Victoria’s Secret show 2014: Journalist told not to ask question about feminism

'Can we maybe not ask that question'

Heather Saul@heatheranne9
Wednesday 03 December 2014 13:21

A PR for the controversial Victoria's Secret show made it very clear that one topic was not up for discussion on Tuesday night’s show – feminism.

A journalist for The Independent was forbidden from posing questions about feminism backstage ahead of the much anticipated London's Earls Court show on Tuesday.

Questions such as “do you have a favourite outfit from the show?” and “how does it feel to be a Victoria’s Secret (VS) model?” were answered by models without any interjections.
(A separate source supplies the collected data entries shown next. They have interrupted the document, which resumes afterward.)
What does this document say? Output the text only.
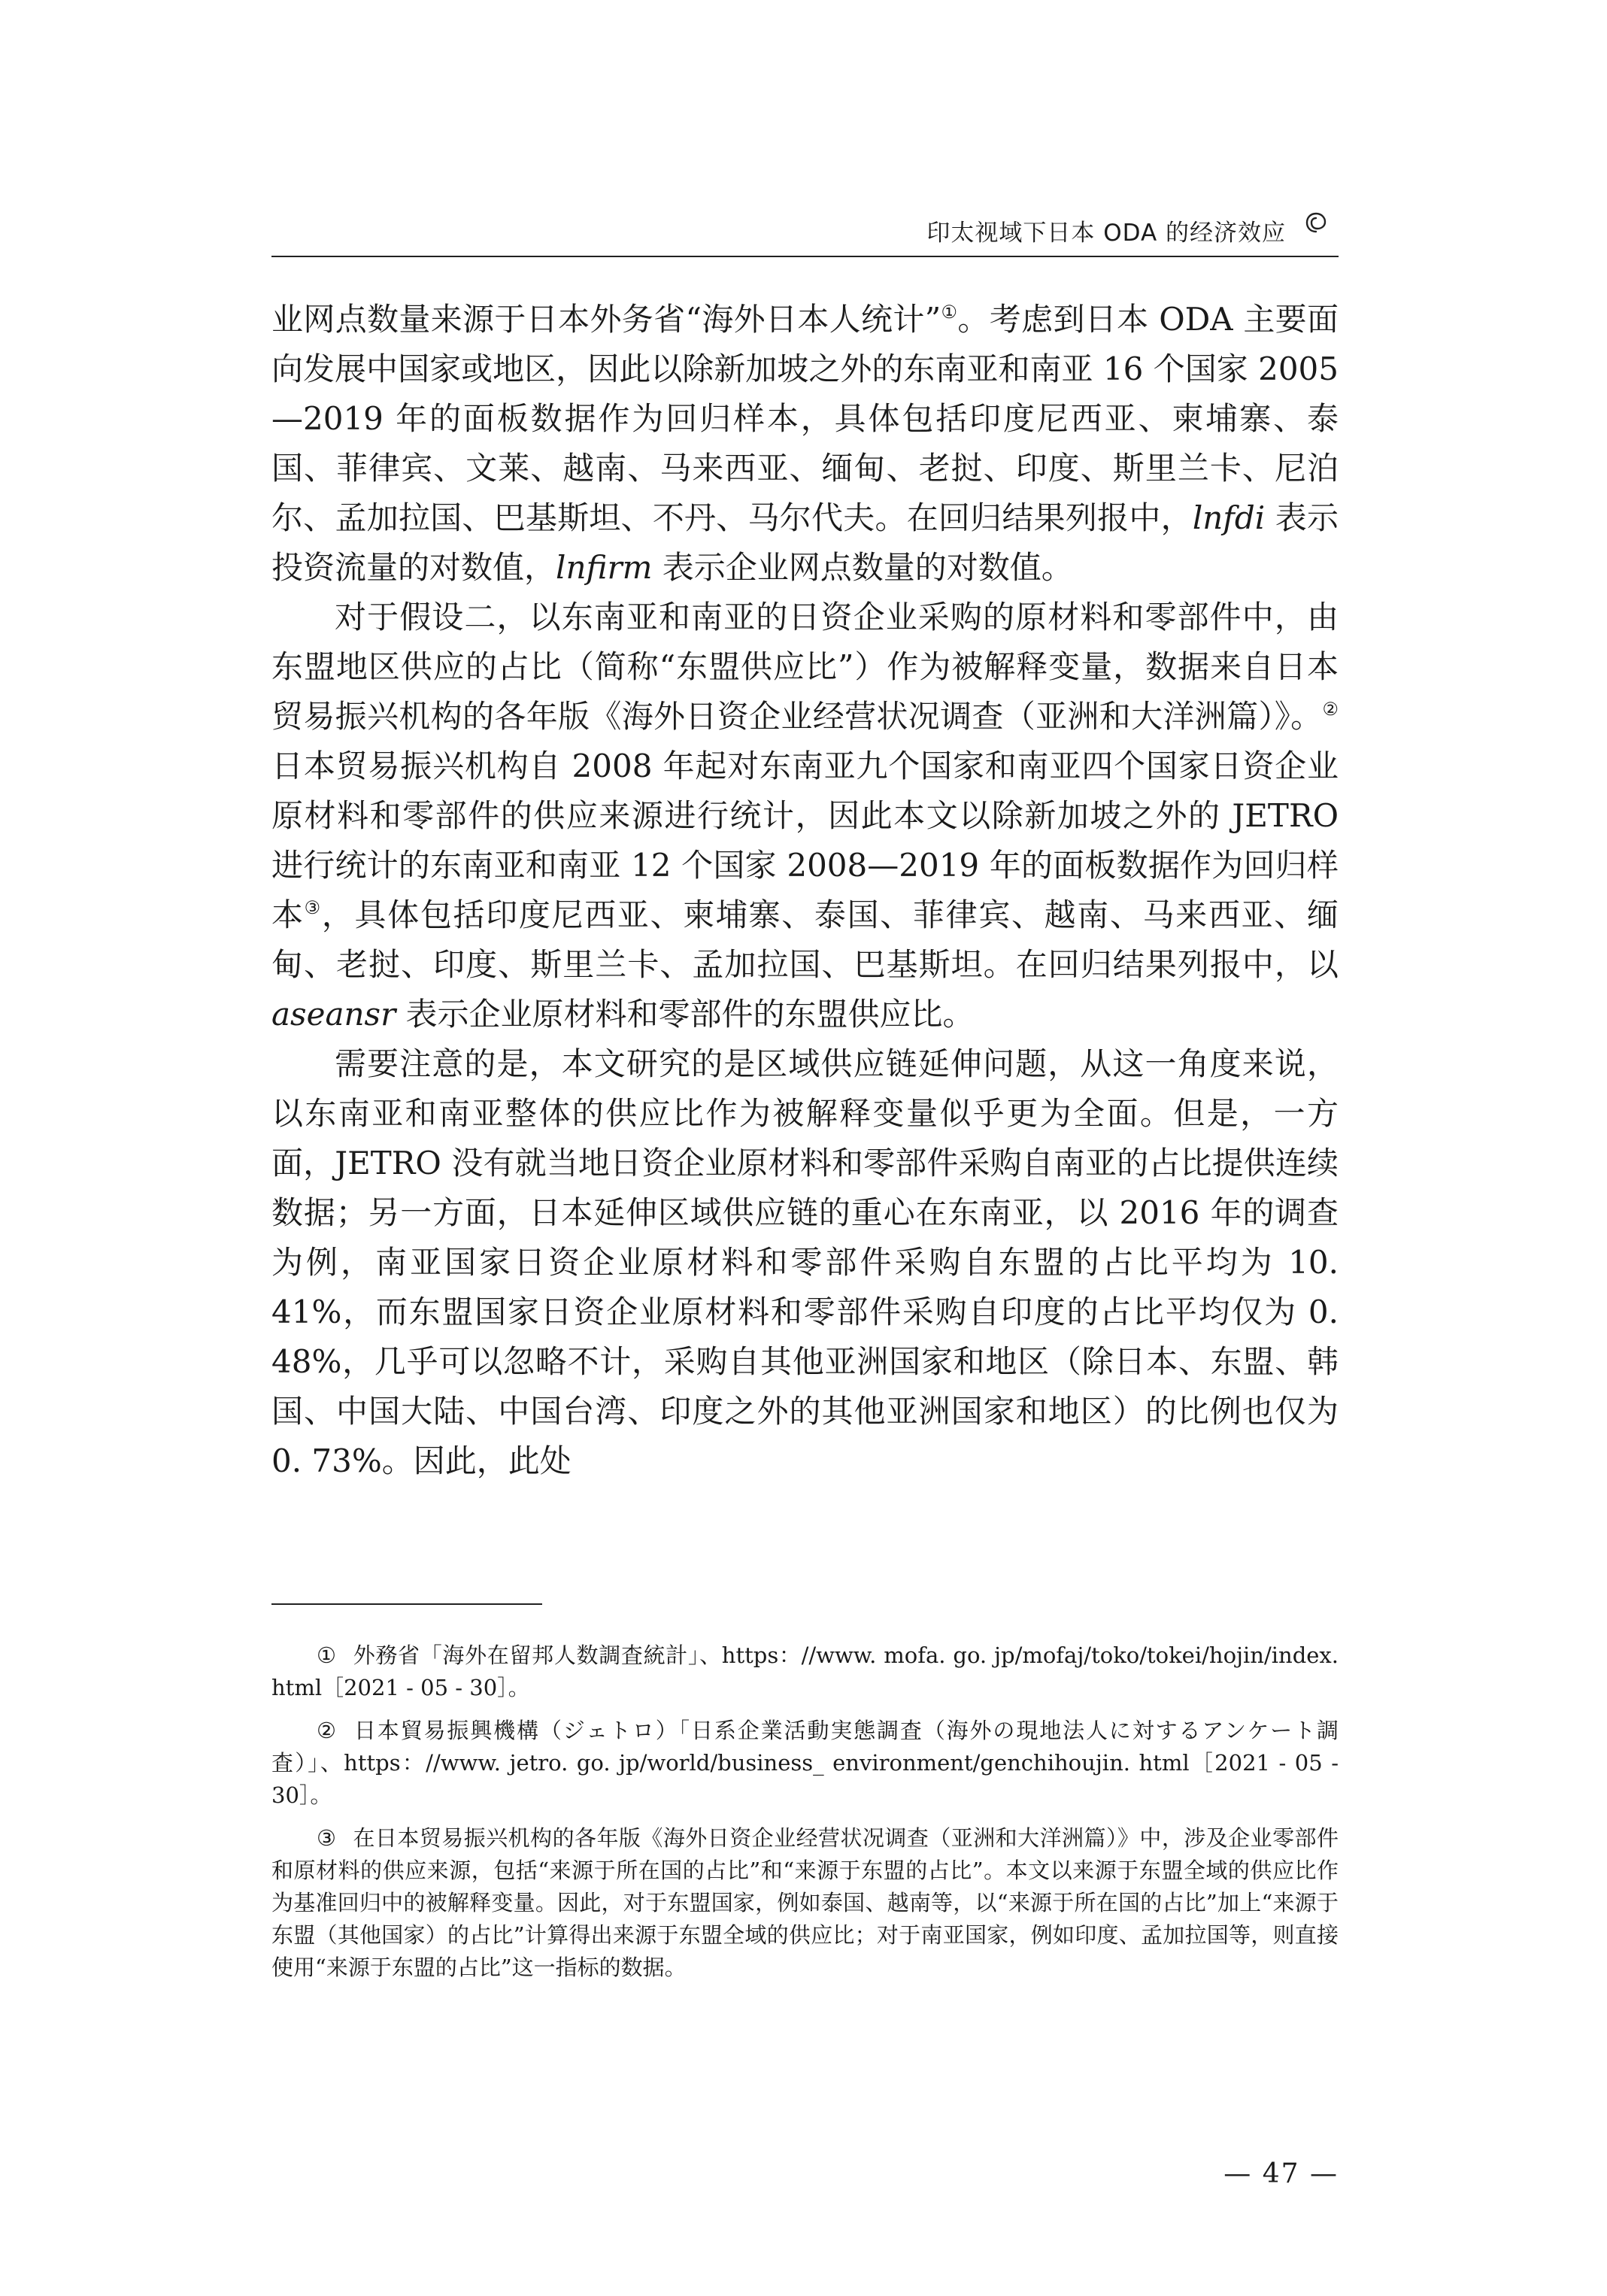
印太视域下日本 ODA 的经济效应

业网点数量来源于日本外务省“海外日本人统计”①。考虑到日本 ODA 主要面向发展中国家或地区，因此以除新加坡之外的东南亚和南亚 16 个国家 2005—2019 年的面板数据作为回归样本，具体包括印度尼西亚、柬埔寨、泰国、菲律宾、文莱、越南、马来西亚、缅甸、老挝、印度、斯里兰卡、尼泊尔、孟加拉国、巴基斯坦、不丹、马尔代夫。在回归结果列报中，lnfdi 表示投资流量的对数值，lnfirm 表示企业网点数量的对数值。

对于假设二，以东南亚和南亚的日资企业采购的原材料和零部件中，由东盟地区供应的占比（简称“东盟供应比”）作为被解释变量，数据来自日本贸易振兴机构的各年版《海外日资企业经营状况调查（亚洲和大洋洲篇）》。② 日本贸易振兴机构自 2008 年起对东南亚九个国家和南亚四个国家日资企业原材料和零部件的供应来源进行统计，因此本文以除新加坡之外的 JETRO 进行统计的东南亚和南亚 12 个国家 2008—2019 年的面板数据作为回归样本③，具体包括印度尼西亚、柬埔寨、泰国、菲律宾、越南、马来西亚、缅甸、老挝、印度、斯里兰卡、孟加拉国、巴基斯坦。在回归结果列报中，以 aseansr 表示企业原材料和零部件的东盟供应比。

需要注意的是，本文研究的是区域供应链延伸问题，从这一角度来说，以东南亚和南亚整体的供应比作为被解释变量似乎更为全面。但是，一方面，JETRO 没有就当地日资企业原材料和零部件采购自南亚的占比提供连续数据；另一方面，日本延伸区域供应链的重心在东南亚，以 2016 年的调查为例，南亚国家日资企业原材料和零部件采购自东盟的占比平均为 10. 41%，而东盟国家日资企业原材料和零部件采购自印度的占比平均仅为 0. 48%，几乎可以忽略不计，采购自其他亚洲国家和地区（除日本、东盟、韩国、中国大陆、中国台湾、印度之外的其他亚洲国家和地区）的比例也仅为 0. 73%。因此，此处

① 外務省「海外在留邦人数調査統計」、https：//www. mofa. go. jp/mofaj/toko/tokei/hojin/index. html［2021 - 05 - 30］。

② 日本貿易振興機構（ジェトロ）「日系企業活動実態調査（海外の現地法人に対するアンケート調査）」、https：//www. jetro. go. jp/world/business_ environment/genchihoujin. html［2021 - 05 - 30］。

③ 在日本贸易振兴机构的各年版《海外日资企业经营状况调查（亚洲和大洋洲篇）》中，涉及企业零部件和原材料的供应来源，包括“来源于所在国的占比”和“来源于东盟的占比”。本文以来源于东盟全域的供应比作为基准回归中的被解释变量。因此，对于东盟国家，例如泰国、越南等，以“来源于所在国的占比”加上“来源于东盟（其他国家）的占比”计算得出来源于东盟全域的供应比；对于南亚国家，例如印度、孟加拉国等，则直接使用“来源于东盟的占比”这一指标的数据。

— 47 —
But the questions "some critics would say that the show objectifies women – what would you say to that?" and "are you a feminist?", posed to Dutch Angel Romee Strijd, saw a PR representative swiftly step in and tell our journalist “can we maybe not ask that question”.
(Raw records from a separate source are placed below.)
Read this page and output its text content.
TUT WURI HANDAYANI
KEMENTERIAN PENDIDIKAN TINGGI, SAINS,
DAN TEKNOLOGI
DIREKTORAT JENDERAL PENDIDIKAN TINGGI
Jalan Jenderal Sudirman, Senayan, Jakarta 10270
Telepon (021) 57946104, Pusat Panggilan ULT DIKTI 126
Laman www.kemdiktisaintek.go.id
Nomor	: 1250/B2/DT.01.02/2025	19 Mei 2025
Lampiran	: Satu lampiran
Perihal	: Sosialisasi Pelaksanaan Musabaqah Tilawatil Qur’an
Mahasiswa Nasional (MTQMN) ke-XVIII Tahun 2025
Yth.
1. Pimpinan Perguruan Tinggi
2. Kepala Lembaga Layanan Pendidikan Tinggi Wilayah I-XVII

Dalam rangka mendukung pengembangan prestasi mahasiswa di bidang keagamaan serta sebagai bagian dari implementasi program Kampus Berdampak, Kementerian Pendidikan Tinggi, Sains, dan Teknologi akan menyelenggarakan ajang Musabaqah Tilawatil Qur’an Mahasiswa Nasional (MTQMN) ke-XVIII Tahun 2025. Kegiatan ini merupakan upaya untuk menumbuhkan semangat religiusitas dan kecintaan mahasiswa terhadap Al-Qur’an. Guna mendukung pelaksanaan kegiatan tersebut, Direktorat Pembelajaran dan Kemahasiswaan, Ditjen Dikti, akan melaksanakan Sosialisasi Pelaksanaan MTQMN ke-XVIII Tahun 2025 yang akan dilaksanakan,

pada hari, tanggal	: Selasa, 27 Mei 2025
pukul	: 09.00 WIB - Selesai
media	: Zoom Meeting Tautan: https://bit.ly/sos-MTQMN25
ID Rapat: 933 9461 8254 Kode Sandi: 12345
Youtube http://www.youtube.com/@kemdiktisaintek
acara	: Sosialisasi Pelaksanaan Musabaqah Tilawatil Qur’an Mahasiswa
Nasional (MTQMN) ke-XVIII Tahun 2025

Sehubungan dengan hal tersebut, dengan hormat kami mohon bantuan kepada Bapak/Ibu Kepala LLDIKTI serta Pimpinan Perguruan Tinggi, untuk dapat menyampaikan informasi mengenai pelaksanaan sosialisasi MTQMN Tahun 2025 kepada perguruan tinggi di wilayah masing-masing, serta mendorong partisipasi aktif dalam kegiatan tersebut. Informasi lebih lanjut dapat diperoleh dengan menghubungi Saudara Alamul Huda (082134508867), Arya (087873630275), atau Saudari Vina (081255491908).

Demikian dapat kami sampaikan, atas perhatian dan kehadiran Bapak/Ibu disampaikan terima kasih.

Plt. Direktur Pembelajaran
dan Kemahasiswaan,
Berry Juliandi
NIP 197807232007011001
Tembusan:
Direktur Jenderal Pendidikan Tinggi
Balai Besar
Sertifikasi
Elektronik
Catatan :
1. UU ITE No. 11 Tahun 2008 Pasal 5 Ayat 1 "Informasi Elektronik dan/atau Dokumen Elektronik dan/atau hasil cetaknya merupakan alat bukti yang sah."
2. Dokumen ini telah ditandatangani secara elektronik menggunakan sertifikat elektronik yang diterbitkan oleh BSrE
The annual extravaganza has been widely criticised for parading women in their underwear and promoting an idealistic view of what a woman’s body should look like.

The models have spoken openly about the strict diets and gruelling training they undergo in the days running up to the show.

Even contracted Angels are required to audition every year to participate in the show by walking in lingerie under harsh lighting in front of a casting panel.

However, many have staunchly defended the show and its 47 models as a celebration of strong, powerful women. The VS organisers also insist that models are cast based on their appeal to women – not men.

This year’s event, the biggest in its 19-year run, was split into six sections, which included sections entitled ‘Dream Girl’ and ‘University of Pink’.

The 2014 show followed controversy surrounded by the Victoria’s Secret ‘perfect body’ underwear campaign, which came under fire from campaigners for “irresponsible marketing”.

A change.org petition signed by 26,000 people and the huge backlash eventually saw the brand rename their campaign slogan to ‘a body for everybody’.

A spokesperson for the brand declined to comment.